Whatever the judgment on these meticulously executed strokes, it appears that the more units attend the canvas, the stronger the work informs on the subconscious. Sy opts for a group trapped in Commie-red and other vivid comic book colors in dissecting conventional notions on death, which on a daily basis gets buried in a variety of self-gratifying distractions. If this is indeed hell, then the artist (the nude composed of literal inner demon), is the last in line to burn—the horned wards and tormenters have long inhabited his system. Ypon’s intuitive realism on the other hand, proves that in authentic work, there’s more than intense emotion that gets expended on the canvas. Somewhere among the toothless mud blobs of his hell (or is it purgatory?), there’s wit and weltanschaung, which are also endangered. It is also worth noting, given the artist’s staunch realist style, that with this composition, it can be said he is influenced only circuitously by photography. Limb and torso remain remnants of “Solarium” training.
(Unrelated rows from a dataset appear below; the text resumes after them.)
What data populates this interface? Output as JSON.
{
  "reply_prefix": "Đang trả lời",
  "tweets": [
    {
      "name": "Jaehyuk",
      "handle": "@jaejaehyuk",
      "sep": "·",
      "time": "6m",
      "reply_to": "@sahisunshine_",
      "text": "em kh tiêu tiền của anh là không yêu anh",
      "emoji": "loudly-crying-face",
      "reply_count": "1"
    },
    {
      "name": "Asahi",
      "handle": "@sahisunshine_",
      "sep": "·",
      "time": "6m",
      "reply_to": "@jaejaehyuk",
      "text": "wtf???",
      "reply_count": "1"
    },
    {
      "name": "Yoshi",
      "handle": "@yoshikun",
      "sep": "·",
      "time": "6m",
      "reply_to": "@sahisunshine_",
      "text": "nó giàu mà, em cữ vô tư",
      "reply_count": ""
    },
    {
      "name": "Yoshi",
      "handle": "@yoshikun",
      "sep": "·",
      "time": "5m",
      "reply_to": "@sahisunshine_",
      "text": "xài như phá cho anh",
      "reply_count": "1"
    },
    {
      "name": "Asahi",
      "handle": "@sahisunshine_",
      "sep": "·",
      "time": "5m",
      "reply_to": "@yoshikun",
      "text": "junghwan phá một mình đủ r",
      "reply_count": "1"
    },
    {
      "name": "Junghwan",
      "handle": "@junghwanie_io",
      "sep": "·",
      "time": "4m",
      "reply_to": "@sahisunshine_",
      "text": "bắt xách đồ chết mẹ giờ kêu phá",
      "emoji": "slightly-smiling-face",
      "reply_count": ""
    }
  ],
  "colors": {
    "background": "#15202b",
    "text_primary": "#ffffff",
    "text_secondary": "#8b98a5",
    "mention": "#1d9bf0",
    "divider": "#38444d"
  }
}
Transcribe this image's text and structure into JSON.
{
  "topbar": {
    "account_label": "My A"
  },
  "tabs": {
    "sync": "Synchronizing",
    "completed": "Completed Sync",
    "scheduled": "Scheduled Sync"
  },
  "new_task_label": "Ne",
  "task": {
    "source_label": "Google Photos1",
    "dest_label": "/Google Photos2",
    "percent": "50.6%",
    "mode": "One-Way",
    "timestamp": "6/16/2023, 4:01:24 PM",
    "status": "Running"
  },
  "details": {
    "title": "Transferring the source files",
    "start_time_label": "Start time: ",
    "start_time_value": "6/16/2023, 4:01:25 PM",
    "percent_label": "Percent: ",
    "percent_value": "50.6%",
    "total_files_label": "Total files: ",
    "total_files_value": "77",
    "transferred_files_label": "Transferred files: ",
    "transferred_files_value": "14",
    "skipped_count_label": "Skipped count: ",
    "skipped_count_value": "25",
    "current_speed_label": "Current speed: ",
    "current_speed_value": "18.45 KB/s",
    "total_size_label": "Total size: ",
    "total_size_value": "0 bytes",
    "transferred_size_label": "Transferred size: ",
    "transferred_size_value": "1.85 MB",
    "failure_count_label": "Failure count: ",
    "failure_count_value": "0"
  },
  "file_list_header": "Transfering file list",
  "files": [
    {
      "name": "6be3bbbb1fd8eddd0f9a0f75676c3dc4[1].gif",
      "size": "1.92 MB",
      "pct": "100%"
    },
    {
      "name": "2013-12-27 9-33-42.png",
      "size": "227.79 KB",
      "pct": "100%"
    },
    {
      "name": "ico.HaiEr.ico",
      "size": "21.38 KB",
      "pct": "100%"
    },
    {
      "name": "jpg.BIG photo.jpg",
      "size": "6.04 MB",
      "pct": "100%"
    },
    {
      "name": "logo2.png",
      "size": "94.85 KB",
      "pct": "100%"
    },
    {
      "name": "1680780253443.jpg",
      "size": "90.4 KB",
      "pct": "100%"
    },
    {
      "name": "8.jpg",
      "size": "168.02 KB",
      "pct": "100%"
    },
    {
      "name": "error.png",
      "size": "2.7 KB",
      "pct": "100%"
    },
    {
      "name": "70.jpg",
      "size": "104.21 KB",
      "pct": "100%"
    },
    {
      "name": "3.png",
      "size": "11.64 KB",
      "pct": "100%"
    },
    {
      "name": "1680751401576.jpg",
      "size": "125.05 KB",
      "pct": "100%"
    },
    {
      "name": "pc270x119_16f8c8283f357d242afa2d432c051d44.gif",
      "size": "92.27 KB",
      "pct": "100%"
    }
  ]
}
Though the pieces appear in profusion to abstract and dismember, assemble then fragment, there are a couple which seem to have been jolted by a single galvanizing event. These focus less on contemporizing a style and more on plainly sampling a point in history or myth not often depicted, or once retold, tend to become lobby wallpaper. Juanito Torres paints the onset of Limahong’s battle with Spaniards in CCP-familiar tans and yellows, then punctuates the frustrated struggle with a domestic dog. Tom Daquioag’s “Sa Ngalan ng Bayan” features his staple costumed characters, though he seeks to eschew the cliché traps of satire by lightly portraying Pinoy foibles alongside heroic efforts. Marcel Antonio’s “Promethean Rising” infuses the myth with Latin American magic realism and billboarded soap drama, as he has been known to do.
For the most part, however, the works lean toward unfinished progressions to underscore their makers’ unwillingness to conclude via impasto. It’s admirable that they are mostly ambiguous, but never truly ambivalent—as evoked by inspirations which are as much varied as Pinoy culture is storied and subsequently robbed of memorabilia. As Calleja remarks in one of his interviews, “we all are products of our environment, we are the sum of all the people, places and events we have encountered in our lives.” This is best illustrated in one of Noli Manalang’s “Across the Universe” delights. In this version, the artist’s appealing triptych format shows more symmetry in the collage, suggesting karmic forces, though not necessarily conclusive judgment. There’s a dynamite (with a crucifix for a lock) in the palm at the bottom of one panel, and a corresponding hand on top of a skull midway through the opposite panel. This is the lone piece that directly addresses technology, which itself floats like a trademark above the whole grand scheme of things in the form of a simple @.
What proves most exceptional about the Roaring 20 and more is that their very ambitions continue to be articulated maturely with time and interdisciplinary thinking. Manalang polishes his reportoire without glazing over raw idioms, sounding off his own voice. With weighty wooden shutters, Semper now presents a choice, an interpretation, instead of providing dichotomous versions in one panel (though one could argue this literary juxtaposition has been a source of strength and thrill). Calleja pushes his usual surreal distortions, and abstracts further to finally let out a scream.